La journée nationale de grève du 30 janvier dans les EHPAD, à l’appel de toutes les fédérations syndicales, était une première, et ce fut un succès. Qui en appelle d’autres.
Selon le ministère lui-même, 31,8 % des personnels ont fait grève, même si seulement 10,3 % ont pu effectivement y participer. Les autres, dans le secteur public, étaient assignés (« réquisitionnés ») par les directions, ce qui en dit long sur le manque d’effectifs dans les services. La participation aux manifestations a été, elle aussi, importante. Dans certaines régions, dans les villes petites ou moyennes, les rassemblements ont atteint plusieurs centaines de manifestantEs.
La portée politique du mouvement
La lutte du 30 janvier a eu une portée qui dépasse le cadre d’une journée revendicative réussie. Elle a une dimension politique qui met en difficulté le gouvernement. En plus des personnels des EHPAD, les manifestations ont rassemblé des résidentEs, des collectifs d’usagers, des défenseurs des hôpitaux ainsi que l’intersyndicale des retraitéEs. Unis autour des mêmes revendications (unE salariéE pour unE résidentE, abrogation de la réforme tarifaire qui détruit le service public), ils exigeaient ensemble un droit : la prise en charge, collective et solidaire, par la société, de celles et ceux qui deviennent dépendants.

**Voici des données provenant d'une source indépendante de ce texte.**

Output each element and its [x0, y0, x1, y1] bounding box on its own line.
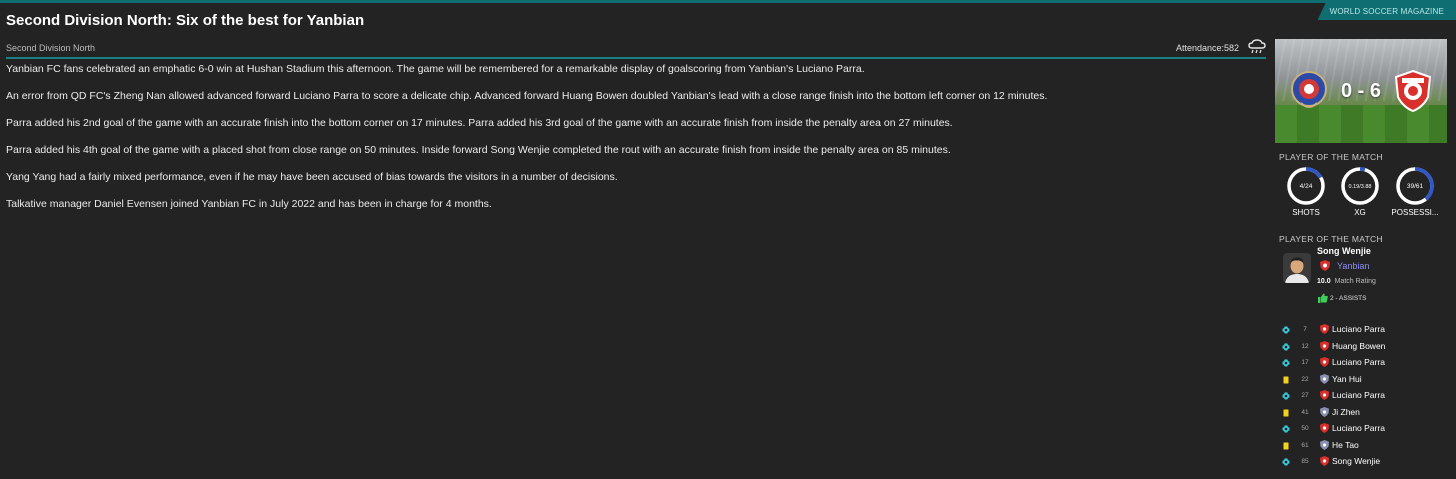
stat-label: SHOTS — [1292, 208, 1320, 217]
stat-label: POSSESSI... — [1391, 208, 1439, 217]
home-team-badge-icon — [1320, 373, 1329, 384]
match-event-row[interactable]: 85 Song Wenjie — [1279, 454, 1449, 471]
rating-value: 10.0 — [1317, 278, 1331, 285]
event-minute: 7 — [1303, 326, 1307, 333]
event-player[interactable]: He Tao — [1332, 440, 1359, 450]
article-paragraph: Parra added his 2nd goal of the game wit… — [6, 117, 953, 129]
stat-xg[interactable]: 0.19/3.88 XG — [1332, 166, 1388, 217]
event-minute: 12 — [1301, 342, 1309, 350]
event-player[interactable]: Luciano Parra — [1332, 324, 1385, 334]
match-score: 0 - 6 — [1340, 80, 1382, 102]
header-divider — [6, 57, 1266, 59]
event-player[interactable]: Song Wenjie — [1332, 456, 1380, 466]
stat-possession[interactable]: 39/61 POSSESSI... — [1387, 166, 1443, 217]
match-event-row[interactable]: 27 Luciano Parra — [1279, 388, 1449, 405]
match-score-card[interactable]: 0 - 6 — [1275, 39, 1447, 143]
magazine-tag[interactable]: WORLD SOCCER MAGAZINE — [1317, 3, 1456, 20]
assists-count: 2 - ASSISTS — [1330, 295, 1367, 302]
away-team-badge-icon — [1320, 390, 1329, 400]
goal-ball-icon — [1282, 392, 1290, 400]
player-avatar[interactable] — [1283, 253, 1311, 283]
article-paragraph: Parra added his 4th goal of the game wit… — [6, 144, 951, 156]
top-accent-bar — [0, 0, 1456, 3]
event-player[interactable]: Huang Bowen — [1332, 341, 1385, 351]
yellow-card-icon — [1283, 409, 1289, 416]
away-team-crest-icon[interactable] — [1393, 69, 1433, 113]
player-portrait-icon — [1283, 253, 1311, 283]
event-minute: 41 — [1301, 408, 1309, 416]
stat-label: XG — [1354, 208, 1366, 217]
player-name[interactable]: Song Wenjie — [1317, 246, 1371, 256]
stats-section-title: PLAYER OF THE MATCH — [1279, 152, 1383, 162]
event-player[interactable]: Ji Zhen — [1332, 407, 1360, 417]
home-team-crest-icon[interactable] — [1289, 69, 1329, 113]
event-player[interactable]: Luciano Parra — [1332, 357, 1385, 367]
thumbs-up-icon — [1318, 293, 1328, 303]
event-minute: 17 — [1301, 359, 1309, 366]
match-event-row[interactable]: 12 Huang Bowen — [1279, 339, 1449, 356]
cloud-rain-icon — [1248, 39, 1266, 54]
event-player[interactable]: Luciano Parra — [1332, 423, 1385, 433]
article-paragraph: Yanbian FC fans celebrated an emphatic 6… — [6, 63, 865, 75]
stat-value: 0.19/3.88 — [1348, 184, 1372, 190]
away-team-badge-icon — [1320, 456, 1329, 466]
home-team-badge-icon — [1320, 439, 1329, 450]
goal-ball-icon — [1282, 458, 1290, 466]
attendance-label: Attendance: — [1176, 43, 1225, 53]
event-player[interactable]: Luciano Parra — [1332, 390, 1385, 400]
article-paragraph: Yang Yang had a fairly mixed performance… — [6, 171, 618, 183]
match-event-row[interactable]: 22 Yan Hui — [1279, 372, 1449, 389]
event-player[interactable]: Yan Hui — [1332, 374, 1362, 384]
potm-section-title: PLAYER OF THE MATCH — [1279, 234, 1383, 244]
event-minute: 61 — [1301, 441, 1309, 449]
article-paragraph: An error from QD FC's Zheng Nan allowed … — [6, 90, 1048, 102]
event-minute: 27 — [1301, 392, 1309, 399]
yellow-card-icon — [1283, 376, 1289, 383]
match-event-row[interactable]: 50 Luciano Parra — [1279, 421, 1449, 438]
away-team-badge-icon — [1320, 423, 1329, 433]
away-team-badge-icon — [1320, 340, 1329, 351]
away-team-badge-icon — [1320, 357, 1329, 367]
attendance-value: 582 — [1224, 43, 1240, 53]
article-body: Yanbian FC fans celebrated an emphatic 6… — [6, 62, 1256, 224]
goal-ball-icon — [1282, 425, 1290, 433]
match-rating: 10.0 Match Rating — [1317, 278, 1376, 285]
match-event-row[interactable]: 7 Luciano Parra — [1279, 322, 1449, 339]
event-minute: 85 — [1301, 458, 1309, 465]
goal-ball-icon — [1282, 342, 1290, 351]
rating-label: Match Rating — [1334, 278, 1376, 285]
stat-value: 4/24 — [1299, 183, 1313, 190]
stat-shots[interactable]: 4/24 SHOTS — [1278, 166, 1334, 217]
away-team-badge-icon — [1320, 324, 1329, 334]
goal-ball-icon — [1282, 359, 1290, 367]
article-paragraph: Talkative manager Daniel Evensen joined … — [6, 198, 492, 210]
club-badge-icon — [1320, 260, 1330, 271]
match-event-row[interactable]: 17 Luciano Parra — [1279, 355, 1449, 372]
event-minute: 50 — [1301, 425, 1309, 432]
match-events-list: 7 Luciano Parra 12 Huang Bowen 17 Luciano Par… — [1279, 322, 1449, 471]
match-event-row[interactable]: 61 He Tao — [1279, 438, 1449, 455]
page-title: Second Division North: Six of the best f… — [6, 12, 365, 29]
player-club-link[interactable]: Yanbian — [1337, 261, 1369, 271]
competition-label[interactable]: Second Division North — [6, 43, 95, 53]
match-event-row[interactable]: 41 Ji Zhen — [1279, 405, 1449, 422]
attendance: Attendance:582 — [1176, 43, 1239, 53]
event-minute: 22 — [1301, 375, 1309, 383]
home-team-badge-icon — [1320, 406, 1329, 417]
goal-ball-icon — [1282, 326, 1290, 334]
yellow-card-icon — [1283, 442, 1289, 449]
stat-value: 39/61 — [1406, 183, 1424, 190]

À l’heure ou Macron (et derrière lui le patronat) entendent promouvoir une « société de l’individu » qui réduit au strict minimum la protection sociale et son financement socialisé, et qui détruit le service public hospitalier, la mobilisation des EHPAD prend à contrepied les contre-réformes libérales.
Ultimatum pour l’ouverture de négociations
L’intersyndicale a rejeté le plan méprisant de la ministre qui propose de distribuer, au cas par cas, une enveloppe dérisoire de 50 millions d’euros, correspondant à un seul emploi nouveau pour trois établissements. Le 31 janvier, un ultimatum a été lancé au gouvernement pour ouvrir des négociations d’ici le 15 février. La perspective d’une nouvelle journée de grève et de manifestation en mars a été annoncée.
Ce calendrier est timide et lointain face à l’urgence de la situation et à l’intransigeance gouvernementale. Il laisse néanmoins ouverte la possibilité de franchir une nouvelle étape pour aboutir à un mouvement de grève généralisé seul à même de faire céder ce gouvernement. Cette mobilisation pourrait ouvrir une brèche pour d’autres secteurs de la santé, eux aussi en lutte face à la même maltraitance des personnels et des patientEs. C’est le cas en psychiatrie et dans de très nombreux autres établissements hospitaliers.
La lutte des EHPAD pourrait ainsi ouvrir la voie à une convergence des luttes de l’ensemble du secteur sanitaire qui, avec le soutien des associations d’usagers, des familles, du mouvement ouvrier interprofessionnel pourraient se transformer en « marées blanches » et en affrontement avec le pouvoir sur les questions de santé et de protection sociale.